Xilinx:Reading from BRAM

Question

I have attemted to write a Minimal, Complete, and Verifiable example below.

I want to write 10 values to the first 10 addresses of the BRAM (single port Block RAM) and then read the values. After inspecting the results I find that

• there are no changes in the first 10 addresses while perfoming the write operation.
• While reading, the output changes after 3 clock cycles and stays constant when the 'address' signal stops changing.

Can you give an explanation to this behaviour and how to get the desired result (write 10 values in the 10 addresses). I'm more interested in solving the second problem (reading the values from the first 10 addresses).

Below is my verilog testbench and snapshot of the waveguide.

module BRAM_tb;
    // Inputs
    reg clk;
    reg [3:0] wea;                  // write enable signal
    reg [31:0] addra;               // address
    reg signed [31:0] dina;     // data in

    // Outputs
    wire [31:0] douta;          // data out

    // Instantiate the Unit Under Test (UUT)
    BLOCK_MEM uut (
        .clka(clk), 
        .wea(wea), 
        .addra(addra), 
        .dina(dina), 
        .douta(douta)
    );

    always begin
        #15 clk =~clk;
    end

    task writeStuff;    //write to address
        begin
            addra <= addra + 1;
            dina <= dina+1;
        end
    endtask

    task readStuff; // read the at address
        begin
            addra <= addra + 1;
        end
    endtask

    reg [1:0] writing;
    integer counter;
    initial begin
        // Initialize Inputs
        clk = 0;
        addra = 0;
        dina = 16;
        counter = 0;
        writing = 2'b10; //idle state
        // Wait 100 ns for global reset to finish
        #100;
        wea <= 1;
        writing <=1;
    end

    always @(posedge clk)begin
        case(writing)
            1: if(counter<10) begin
                    writeStuff;
                    counter <=counter+1;
                end else begin
                    writing <=0;    // change state to reading
                    counter <=0;
                    addra <= 0;
                    wea <=0;    // stop writing
                end
            0:  if(counter<10) begin
                    readStuff;
                    counter <=counter+1;
                end else begin // change addra to zero and do nothing
                    addra <= 0;
                    writing <=2'b10; //goto idle state
                end
            2: if(1) begin
                    //do nothing
                end
        endcase
    end

- The gray line is where the write operation begins.

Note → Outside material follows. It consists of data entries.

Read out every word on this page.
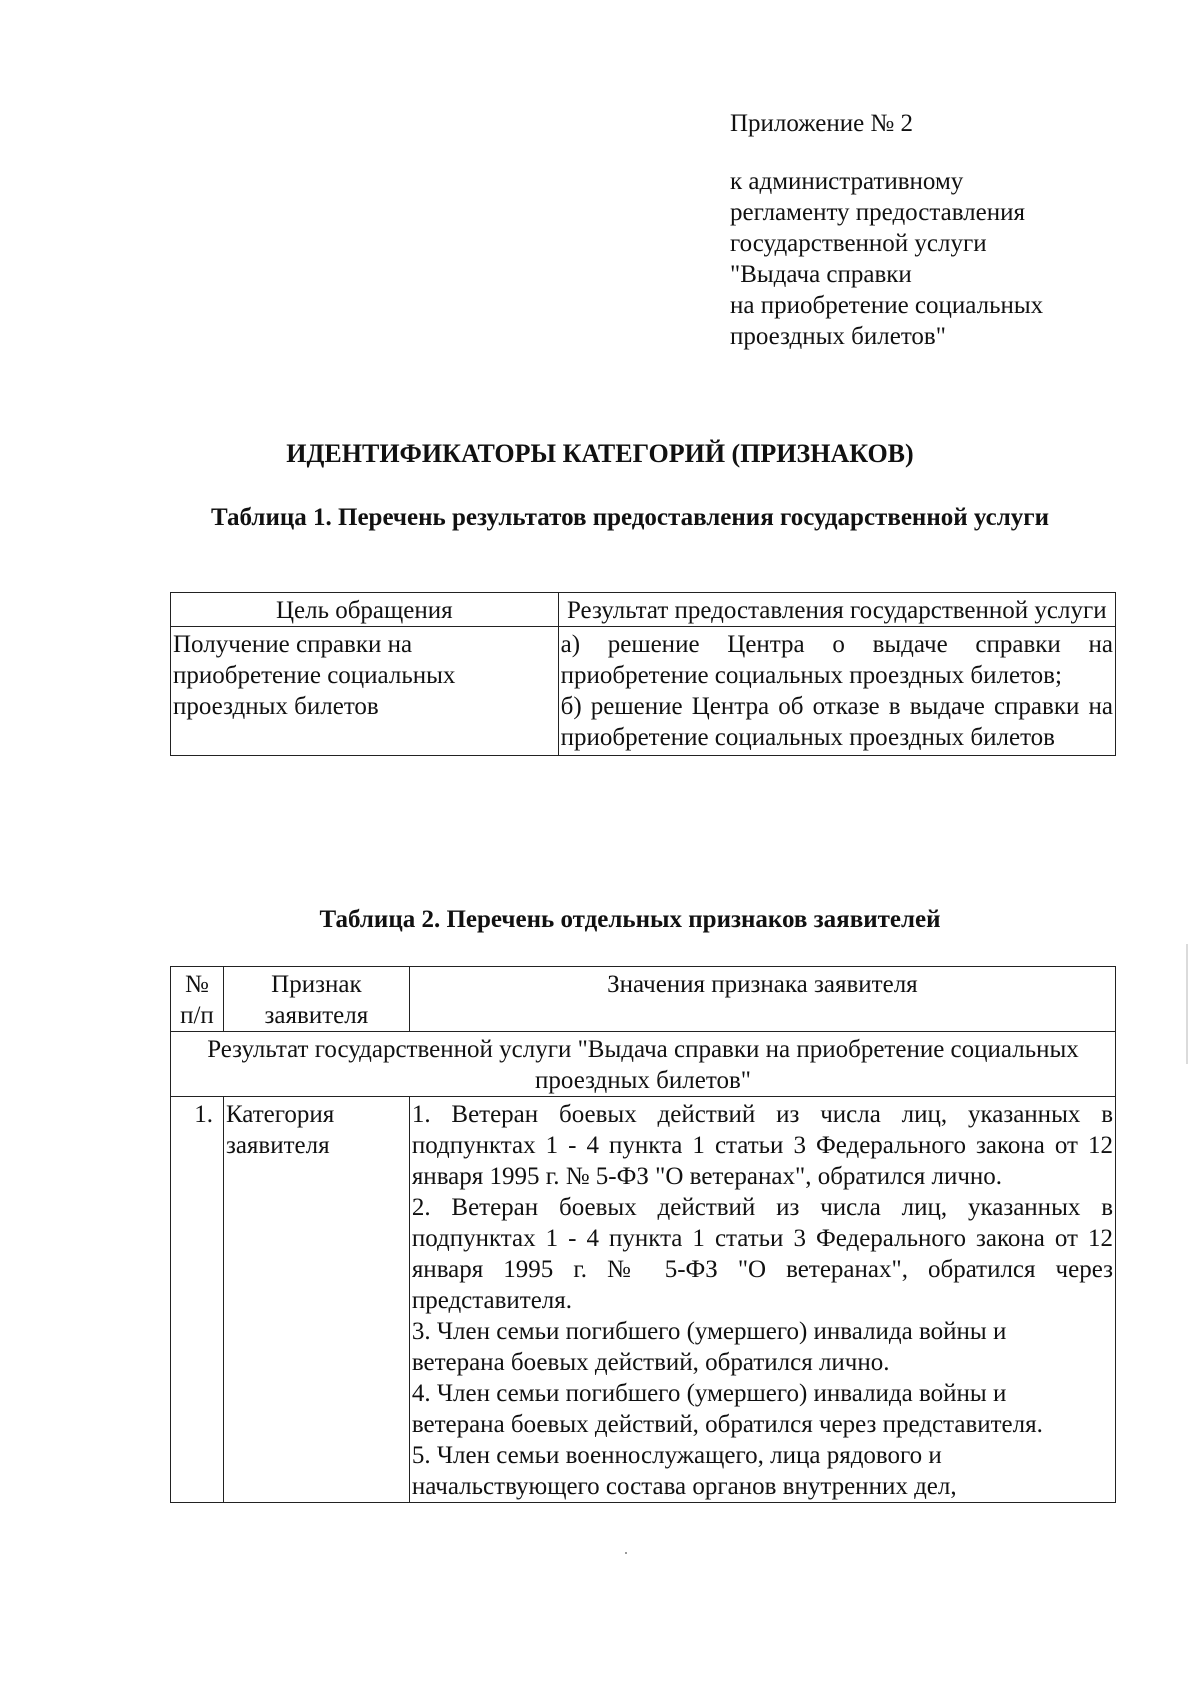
Приложение № 2
к административному
регламенту предоставления
государственной услуги
"Выдача справки
на приобретение социальных
проездных билетов"
ИДЕНТИФИКАТОРЫ КАТЕГОРИЙ (ПРИЗНАКОВ)
Таблица 1. Перечень результатов предоставления государственной услуги
Цель обращения	Результат предоставления государственной услуги
Получение справки на приобретение социальных проездных билетов	а) решение Центра о выдаче справки на приобретение социальных проездных билетов;
б) решение Центра об отказе в выдаче справки на приобретение социальных проездных билетов
Таблица 2. Перечень отдельных признаков заявителей
№ п/п	Признак заявителя	Значения признака заявителя
Результат государственной услуги "Выдача справки на приобретение социальных проездных билетов"		
1.	Категория заявителя	1. Ветеран боевых действий из числа лиц, указанных в подпунктах 1 - 4 пункта 1 статьи 3 Федерального закона от 12 января 1995 г. № 5-ФЗ "О ветеранах", обратился лично.

2. Ветеран боевых действий из числа лиц, указанных в подпунктах 1 - 4 пункта 1 статьи 3 Федерального закона от 12 января 1995 г. № 5-ФЗ "О ветеранах", обратился через представителя.

3. Член семьи погибшего (умершего) инвалида войны и ветерана боевых действий, обратился лично.

4. Член семьи погибшего (умершего) инвалида войны и ветерана боевых действий, обратился через представителя.

5. Член семьи военнослужащего, лица рядового и начальствующего состава органов внутренних дел,
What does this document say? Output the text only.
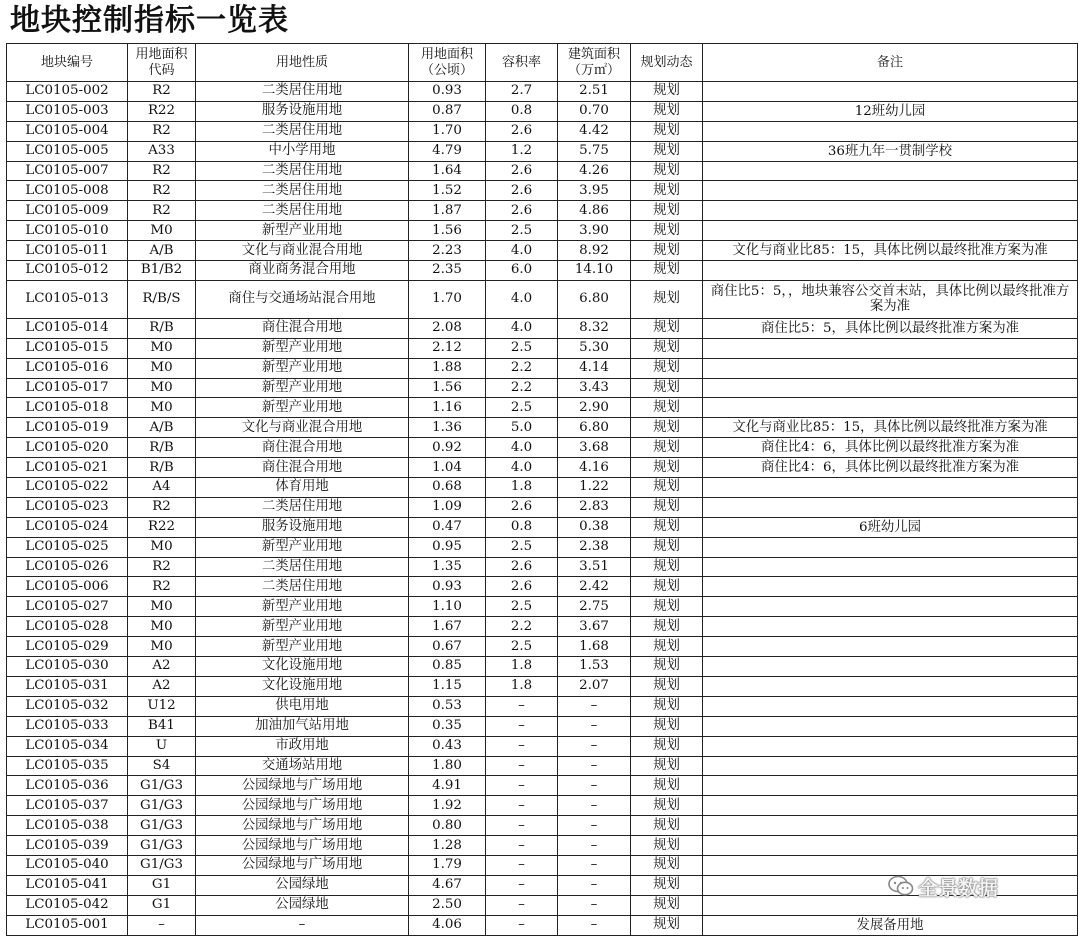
地块控制指标一览表
地块编号	用地面积代码	用地性质	用地面积（公顷）	容积率	建筑面积（万㎡）	规划动态	备注
LC0105-002	R2	二类居住用地	0.93	2.7	2.51	规划	
LC0105-003	R22	服务设施用地	0.87	0.8	0.70	规划	12班幼儿园
LC0105-004	R2	二类居住用地	1.70	2.6	4.42	规划	
LC0105-005	A33	中小学用地	4.79	1.2	5.75	规划	36班九年一贯制学校
LC0105-007	R2	二类居住用地	1.64	2.6	4.26	规划	
LC0105-008	R2	二类居住用地	1.52	2.6	3.95	规划	
LC0105-009	R2	二类居住用地	1.87	2.6	4.86	规划	
LC0105-010	M0	新型产业用地	1.56	2.5	3.90	规划	
LC0105-011	A/B	文化与商业混合用地	2.23	4.0	8.92	规划	文化与商业比85：15，具体比例以最终批准方案为准
LC0105-012	B1/B2	商业商务混合用地	2.35	6.0	14.10	规划	
LC0105-013	R/B/S	商住与交通场站混合用地	1.70	4.0	6.80	规划	商住比5：5，，地块兼容公交首末站，具体比例以最终批准方案为准
LC0105-014	R/B	商住混合用地	2.08	4.0	8.32	规划	商住比5：5，具体比例以最终批准方案为准
LC0105-015	M0	新型产业用地	2.12	2.5	5.30	规划	
LC0105-016	M0	新型产业用地	1.88	2.2	4.14	规划	
LC0105-017	M0	新型产业用地	1.56	2.2	3.43	规划	
LC0105-018	M0	新型产业用地	1.16	2.5	2.90	规划	
LC0105-019	A/B	文化与商业混合用地	1.36	5.0	6.80	规划	文化与商业比85：15，具体比例以最终批准方案为准
LC0105-020	R/B	商住混合用地	0.92	4.0	3.68	规划	商住比4：6，具体比例以最终批准方案为准
LC0105-021	R/B	商住混合用地	1.04	4.0	4.16	规划	商住比4：6，具体比例以最终批准方案为准
LC0105-022	A4	体育用地	0.68	1.8	1.22	规划	
LC0105-023	R2	二类居住用地	1.09	2.6	2.83	规划	
LC0105-024	R22	服务设施用地	0.47	0.8	0.38	规划	6班幼儿园
LC0105-025	M0	新型产业用地	0.95	2.5	2.38	规划	
LC0105-026	R2	二类居住用地	1.35	2.6	3.51	规划	
LC0105-006	R2	二类居住用地	0.93	2.6	2.42	规划	
LC0105-027	M0	新型产业用地	1.10	2.5	2.75	规划	
LC0105-028	M0	新型产业用地	1.67	2.2	3.67	规划	
LC0105-029	M0	新型产业用地	0.67	2.5	1.68	规划	
LC0105-030	A2	文化设施用地	0.85	1.8	1.53	规划	
LC0105-031	A2	文化设施用地	1.15	1.8	2.07	规划	
LC0105-032	U12	供电用地	0.53	–	–	规划	
LC0105-033	B41	加油加气站用地	0.35	–	–	规划	
LC0105-034	U	市政用地	0.43	–	–	规划	
LC0105-035	S4	交通场站用地	1.80	–	–	规划	
LC0105-036	G1/G3	公园绿地与广场用地	4.91	–	–	规划	
LC0105-037	G1/G3	公园绿地与广场用地	1.92	–	–	规划	
LC0105-038	G1/G3	公园绿地与广场用地	0.80	–	–	规划	
LC0105-039	G1/G3	公园绿地与广场用地	1.28	–	–	规划	
LC0105-040	G1/G3	公园绿地与广场用地	1.79	–	–	规划	
LC0105-041	G1	公园绿地	4.67	–	–	规划	
LC0105-042	G1	公园绿地	2.50	–	–	规划	
LC0105-001	–	–	4.06	–	–	规划	发展备用地
全景数据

The blue line is where the read operation begins.

BLOCK_MEM is an IP-CORE that is generated by Xilinx.

Answer 1

I'm going to take some guesses as to how you've configured your BRAM (I'm using Vivado 2015.4 and http://www.xilinx.com/support/documentation/ip_documentation/blk_mem_gen/v8_3/pg058-blk-mem-gen.pdf as references). Looks like you've opted for the always-enable (since the ENA signal isn't present), 32-bit data, and the 32-bit address interface. Note that if you use the 32-bit address interface, WEA changes from a 1-bit signal to a 4-bit signal. This is to allow for byte-addressable writes.

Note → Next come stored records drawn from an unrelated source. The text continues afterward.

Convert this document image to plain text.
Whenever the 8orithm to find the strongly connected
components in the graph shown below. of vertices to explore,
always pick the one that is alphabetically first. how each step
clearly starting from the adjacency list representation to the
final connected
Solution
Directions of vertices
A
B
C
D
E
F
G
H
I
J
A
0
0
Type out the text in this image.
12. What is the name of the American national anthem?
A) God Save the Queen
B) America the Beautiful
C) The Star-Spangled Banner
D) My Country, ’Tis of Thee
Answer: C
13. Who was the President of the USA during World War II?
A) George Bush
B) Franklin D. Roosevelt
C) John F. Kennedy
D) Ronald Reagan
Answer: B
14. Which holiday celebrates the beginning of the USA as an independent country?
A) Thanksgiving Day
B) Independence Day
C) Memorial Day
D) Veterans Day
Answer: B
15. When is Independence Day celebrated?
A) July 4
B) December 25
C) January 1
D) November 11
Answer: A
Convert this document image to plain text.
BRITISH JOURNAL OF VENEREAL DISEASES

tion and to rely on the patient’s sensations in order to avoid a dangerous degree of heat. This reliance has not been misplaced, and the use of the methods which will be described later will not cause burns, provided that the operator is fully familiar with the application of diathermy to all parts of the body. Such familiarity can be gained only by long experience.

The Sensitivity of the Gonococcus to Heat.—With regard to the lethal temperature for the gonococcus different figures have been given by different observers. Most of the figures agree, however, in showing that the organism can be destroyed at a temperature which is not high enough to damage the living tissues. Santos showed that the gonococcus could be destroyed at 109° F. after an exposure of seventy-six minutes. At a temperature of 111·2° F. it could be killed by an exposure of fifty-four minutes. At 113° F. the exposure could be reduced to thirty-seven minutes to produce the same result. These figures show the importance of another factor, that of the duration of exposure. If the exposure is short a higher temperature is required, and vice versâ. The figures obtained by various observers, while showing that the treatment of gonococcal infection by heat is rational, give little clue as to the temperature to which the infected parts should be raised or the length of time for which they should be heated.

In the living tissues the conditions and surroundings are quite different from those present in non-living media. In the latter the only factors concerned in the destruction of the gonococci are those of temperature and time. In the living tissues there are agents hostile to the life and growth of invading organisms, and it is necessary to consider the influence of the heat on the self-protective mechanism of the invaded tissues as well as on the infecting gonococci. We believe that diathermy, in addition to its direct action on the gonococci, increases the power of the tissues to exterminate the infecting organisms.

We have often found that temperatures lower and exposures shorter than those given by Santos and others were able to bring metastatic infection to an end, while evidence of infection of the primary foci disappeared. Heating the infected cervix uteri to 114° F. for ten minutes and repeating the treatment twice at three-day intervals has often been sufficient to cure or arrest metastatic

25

Given this, we know that for a wea of 0b0001, only the least-significant byte will be written. Also, from the timing diagram on pg 46 of the above guide, we know we can expect the written data to be available after the write on douta. We can verify this on your first image - for example, at 200ns, douta = 0xfff75c13, with the 0x13 byte having come from dina on the previous clock edge (the other bytes are what was previously in the memory). So, this confirms the writes are working as expected.

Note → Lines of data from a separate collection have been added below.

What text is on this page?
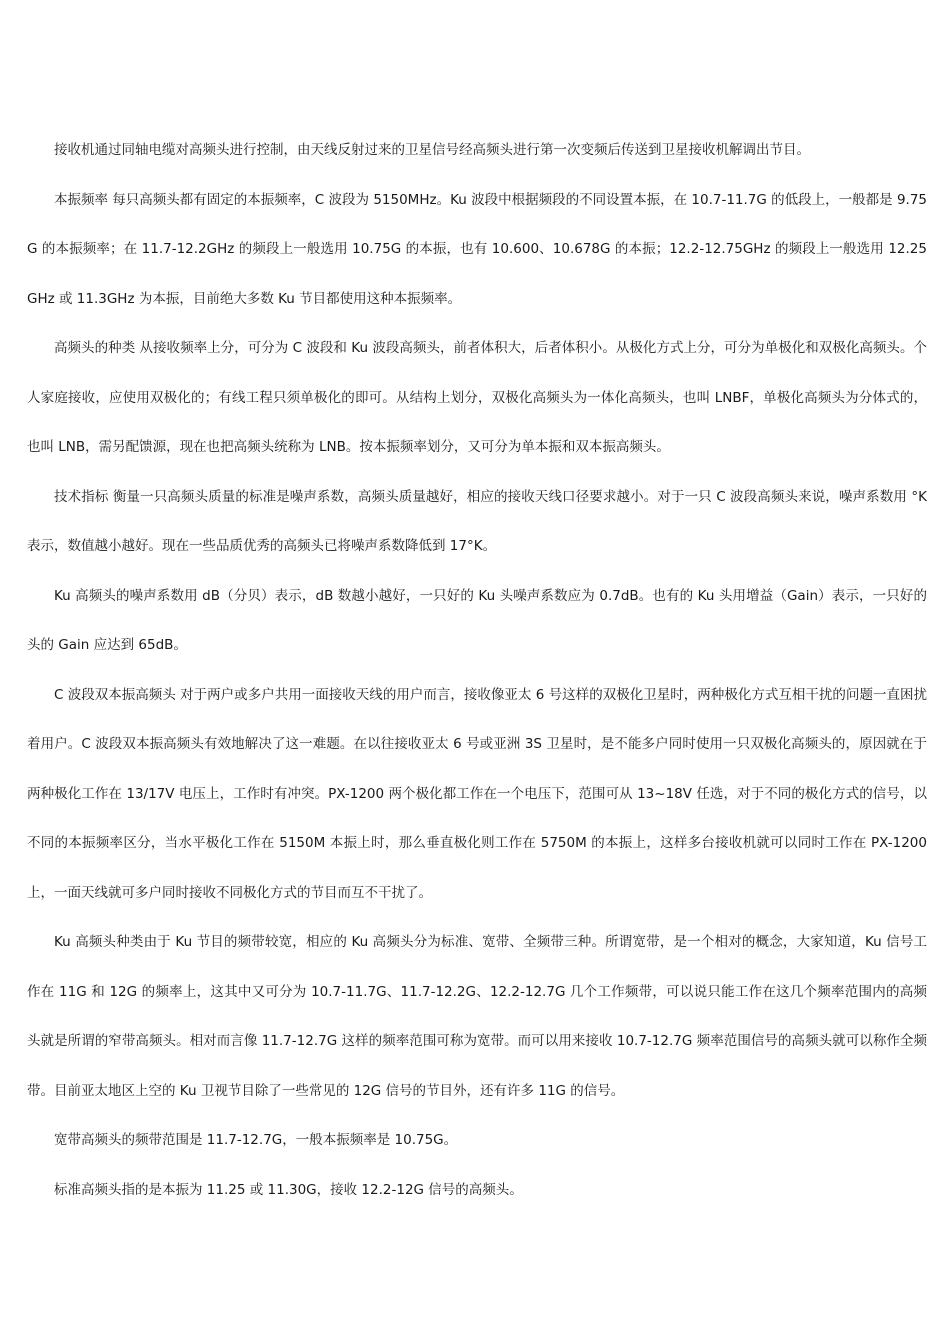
接收机通过同轴电缆对高频头进行控制，由天线反射过来的卫星信号经高频头进行第一次变频后传送到卫星接收机解调出节目。

本振频率 每只高频头都有固定的本振频率，C 波段为 5150MHz。Ku 波段中根据频段的不同设置本振，在 10.7-11.7G 的低段上，一般都是 9.75G 的本振频率；在 11.7-12.2GHz 的频段上一般选用 10.75G 的本振，也有 10.600、10.678G 的本振；12.2-12.75GHz 的频段上一般选用 12.25GHz 或 11.3GHz 为本振，目前绝大多数 Ku 节目都使用这种本振频率。

高频头的种类 从接收频率上分，可分为 C 波段和 Ku 波段高频头，前者体积大，后者体积小。从极化方式上分，可分为单极化和双极化高频头。个人家庭接收，应使用双极化的；有线工程只须单极化的即可。从结构上划分，双极化高频头为一体化高频头，也叫 LNBF，单极化高频头为分体式的，也叫 LNB，需另配馈源，现在也把高频头统称为 LNB。按本振频率划分，又可分为单本振和双本振高频头。

技术指标 衡量一只高频头质量的标准是噪声系数，高频头质量越好，相应的接收天线口径要求越小。对于一只 C 波段高频头来说，噪声系数用 °K 表示，数值越小越好。现在一些品质优秀的高频头已将噪声系数降低到 17°K。

Ku 高频头的噪声系数用 dB（分贝）表示，dB 数越小越好，一只好的 Ku 头噪声系数应为 0.7dB。也有的 Ku 头用增益（Gain）表示，一只好的头的 Gain 应达到 65dB。

C 波段双本振高频头 对于两户或多户共用一面接收天线的用户而言，接收像亚太 6 号这样的双极化卫星时，两种极化方式互相干扰的问题一直困扰着用户。C 波段双本振高频头有效地解决了这一难题。在以往接收亚太 6 号或亚洲 3S 卫星时，是不能多户同时使用一只双极化高频头的，原因就在于两种极化工作在 13/17V 电压上，工作时有冲突。PX-1200 两个极化都工作在一个电压下，范围可从 13~18V 任选，对于不同的极化方式的信号，以不同的本振频率区分，当水平极化工作在 5150M 本振上时，那么垂直极化则工作在 5750M 的本振上，这样多台接收机就可以同时工作在 PX-1200 上，一面天线就可多户同时接收不同极化方式的节目而互不干扰了。

Ku 高频头种类由于 Ku 节目的频带较宽，相应的 Ku 高频头分为标准、宽带、全频带三种。所谓宽带，是一个相对的概念，大家知道，Ku 信号工作在 11G 和 12G 的频率上，这其中又可分为 10.7-11.7G、11.7-12.2G、12.2-12.7G 几个工作频带，可以说只能工作在这几个频率范围内的高频头就是所谓的窄带高频头。相对而言像 11.7-12.7G 这样的频率范围可称为宽带。而可以用来接收 10.7-12.7G 频率范围信号的高频头就可以称作全频带。目前亚太地区上空的 Ku 卫视节目除了一些常见的 12G 信号的节目外，还有许多 11G 的信号。

宽带高频头的频带范围是 11.7-12.7G，一般本振频率是 10.75G。

标准高频头指的是本振为 11.25 或 11.30G，接收 12.2-12G 信号的高频头。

As for the reads in image two, if you count again, you'll see that douta changes every 4 clock cycles. Again, remember that the memory is addressed per byte, but you're returning 4 bytes, so the lowest two bits of the address are ignored (address 0x07 == 0x06 == 0x05 == 0x04).

In short, the BRAM is working as intended, which might not be the way you expected. To move to the next 32-bit/4-byte word in memory, you need to increment the address by 4, not by 1. To write the whole word, (not just the lowest byte) set wea='b1111.